More power to you in your quest, and I hope you will summarize your
findings for the list.  If not, could you get back to me with what you
have learned?

16. I use the Montina bread recipe and add 2 Tbsp flax seed meal and 2
Tbsp
Amaranth seed.  The Montina adds fiber and protein and allows the bread
to
bend a little rather than crumbling apart.  Have fun baking!
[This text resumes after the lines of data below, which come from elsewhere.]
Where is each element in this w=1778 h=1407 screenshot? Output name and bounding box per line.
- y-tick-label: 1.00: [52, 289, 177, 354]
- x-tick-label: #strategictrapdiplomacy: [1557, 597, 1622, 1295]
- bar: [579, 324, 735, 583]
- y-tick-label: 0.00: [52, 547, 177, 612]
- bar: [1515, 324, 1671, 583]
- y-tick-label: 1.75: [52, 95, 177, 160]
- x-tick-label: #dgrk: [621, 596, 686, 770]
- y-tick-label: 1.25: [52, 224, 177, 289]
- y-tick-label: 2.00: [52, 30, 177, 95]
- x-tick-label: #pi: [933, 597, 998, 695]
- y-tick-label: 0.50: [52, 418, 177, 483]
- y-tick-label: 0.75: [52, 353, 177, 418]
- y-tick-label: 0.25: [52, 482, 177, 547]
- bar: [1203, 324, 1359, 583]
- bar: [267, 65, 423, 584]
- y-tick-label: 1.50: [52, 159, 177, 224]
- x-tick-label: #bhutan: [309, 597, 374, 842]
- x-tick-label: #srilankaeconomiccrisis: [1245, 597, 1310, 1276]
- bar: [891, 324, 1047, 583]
17. My favorite bread recipe is from Carole Fenster's cookbook, Wheat
Free
Recipes and Menus.  It is called "white" bread, but by changing the
type of
flours you use (but keeping the same proportions, you change the look
and
taste of the bread.  I usually subs. about half the flour called for
with
either sunflower seeds or almonds, ground extrememly fine in my food
processor.  This turns out a "whole grain" type of loaf - delicious and
very
nutritious, and high in fiber.  I would suggest buckwheat flour would
give
you a smooth, dark type of bread, similar to what you remember as "whole
wheat bread".  Buckwheat flour can have a strong flavor, so I would
subs.
maybe one cup out of a recipe to start, and see how you like the taste.
  You
could increase the amount until you get a loaf that has the taste you're
looking for.  Good luck,

18. Jennifer, after many years of trying different recipes for my
husband, some
with terrible results, we have discovered "Manna from Anna".  You can
order
the mix over the internet at http://www.glutenevolution.com/index.html.
  Be
sure and read the suggestions to make the best bread or e-mail Anna for
suggestion and help...she is great.  This bread tastes, in my husbands
opinion, the very best of many years of trying.  I use a bread
machine...you
can make regular bread, Cinnamon raisin, etc out of the mix.
Good luck

19. Manna from Anna is the best (www.glutenevolution.com), it's more
heartier
like whole wheat.  I've also added seeds to it like pumpkin, flax and
sunflower seeds, that been nummy.

Also really like Pamela's new bread mix, it's a little more like a white
bread (I know that's not what your looking for) but it has great
texture and
soft like normal bread.  I bet you could add stuff to it to make it more
heartier (rice bran maybe and/or those seeds).  Awesome as French Toast
too.

Both of these are more like normal bread, we never have to toast them
and
they never crumble.  So good.

20. I think teff is the ingredient in Ethiopian bread.  Teff is a
"flour" that is grown in Idaho now.
I think the Seattle brown bread made by Ener-G food might contain teff.
  It looks more like a whole wheat bread than the white rice bread.  You
could probably find it on the Internet at glutenfreemall.com.